Pará começa a construir plano estadual para defesa de povos de matriz africana

O objetivo é combater a intolerância religiosa e o racismo, estabelecendo medidas de defesa de direitos e combate a crimes

20/10/2021 19h08 - Atualizada em 20/10/2021 20h09

Com a participação de órgãos de segurança pública, grupos e movimentos sociais ligados às religiões de matriz africana, foi iniciada nesta quarta-feira (20) a elaboração do 1º Plano Estadual em Defesa dos Povos Tradicionais de Matriz Africana, na Escola de Governança Pública do Estado do Pará (EGPA). O plano, um marco histórico para o Estado, é fruto de reuniões coletivas entre a Secretaria de Estado de Segurança Pública e Defesa Social (Segup), por meio da Diretoria de Prevenção e Violência (Diprev), e os Povos Tradicionais de Matrizes Africanas (POTMA). O trabalho prossegue até sexta-feira (22).

O Pará será o primeiro estado brasileiro a implantar o plano, que constará de políticas públicas voltadas ao combate de crimes relacionados à intolerância religiosa, além de defender e proteger os diretos dos povos de matriz africana. Em janeiro deste ano, vários crimes de depredação de espaços religiosos foram registrados na Delegacia de Combate aos Crimes Discriminatórios e Homofóbicos.

Os registros desencadearam debates, ocorridos desde junho na sede da Segup, relacionados à intolerância religiosa no Estado, com o objetivo de articular o início da construção do plano estadual, como parte das medidas imediatas de segurança em médio e longo prazo.
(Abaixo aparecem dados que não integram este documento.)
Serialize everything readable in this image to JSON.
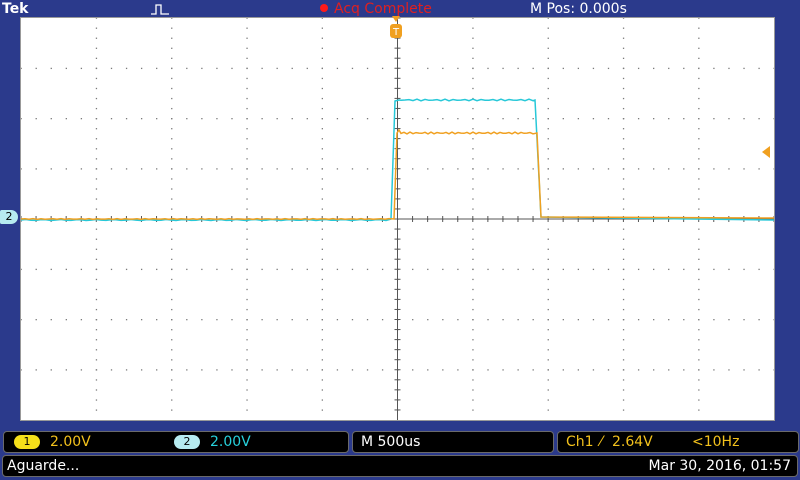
{
  "header": {
    "brand": "Tek",
    "acquisition_status": "Acq Complete",
    "horizontal_position": "M Pos: 0.000s",
    "acquisition_icon": "pulse-shape-icon"
  },
  "waveform_display": {
    "background": "#ffffff",
    "grid_color": "#7a7a7a",
    "channels": [
      {
        "id": "1",
        "color": "#f0a020",
        "marker": ""
      },
      {
        "id": "2",
        "color": "#27c8d8",
        "marker": "2"
      }
    ],
    "trigger_position_marker": "T",
    "trigger_level_arrow_icon": "trigger-level-arrow-icon"
  },
  "channel_panel": {
    "ch1": {
      "label": "1",
      "scale": "2.00V",
      "color": "#f2c11c"
    },
    "ch2": {
      "label": "2",
      "scale": "2.00V",
      "color": "#27d0db"
    }
  },
  "timebase_panel": {
    "text": "M 500us"
  },
  "trigger_panel": {
    "source": "Ch1",
    "slope_icon": "rising-edge-icon",
    "slope": "⁄",
    "level": "2.64V",
    "frequency": "<10Hz"
  },
  "message_bar": {
    "message": "Aguarde...",
    "datetime": "Mar 30, 2016, 01:57"
  }
}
O plano é considerado um passo importante para a concretização de políticas públicas e a garantia dos direitos de povos tradicionais.

Pela manhã houve a abertura oficial do evento, junto com oficinas estratégicas para elaboração de políticas públicas de combate à intolerância religiosa, que atendam às reivindicações imediatas das religiões de matriz africana e dos povos africanos.

O diretor da Diprev, coronel Helton Morais, abriu o evento abordando o racismo, que segundo ele está inserido na cultura do Brasil desde o período da colonização. “Vivemos num País historicamente miscigenado. O racismo está entranhado, infelizmente, na cultura nacional. Eu preciso falar sobre isso, pra poder se fazer uma alusão à importância do primeiro Plano Estadual de Enfrentamento à Violência contra os Povos Tradicionais de Matriz Africana do Brasil. A importância disso é de inclusão, para construir caminhos, construir cenários e soluções, que é o objetivo aqui hoje", ressaltou.

A elaboração do plano também conta com a participação de representantes do Ministério Público do Estado do Pará (MPPA), da Sociedade Paraense de Defesa dos Direitos Humanos, Centro de Estudo e Defesa do Negro do Pará (Cedenpa), Polícia Militar, Defensoria Pública, Ordem dos Advogados do Brasil, Seção Pará (OAB-PA), Ouvidoria, guardas municipais de Belém e Ananindeua, e de grupos de matriz africana.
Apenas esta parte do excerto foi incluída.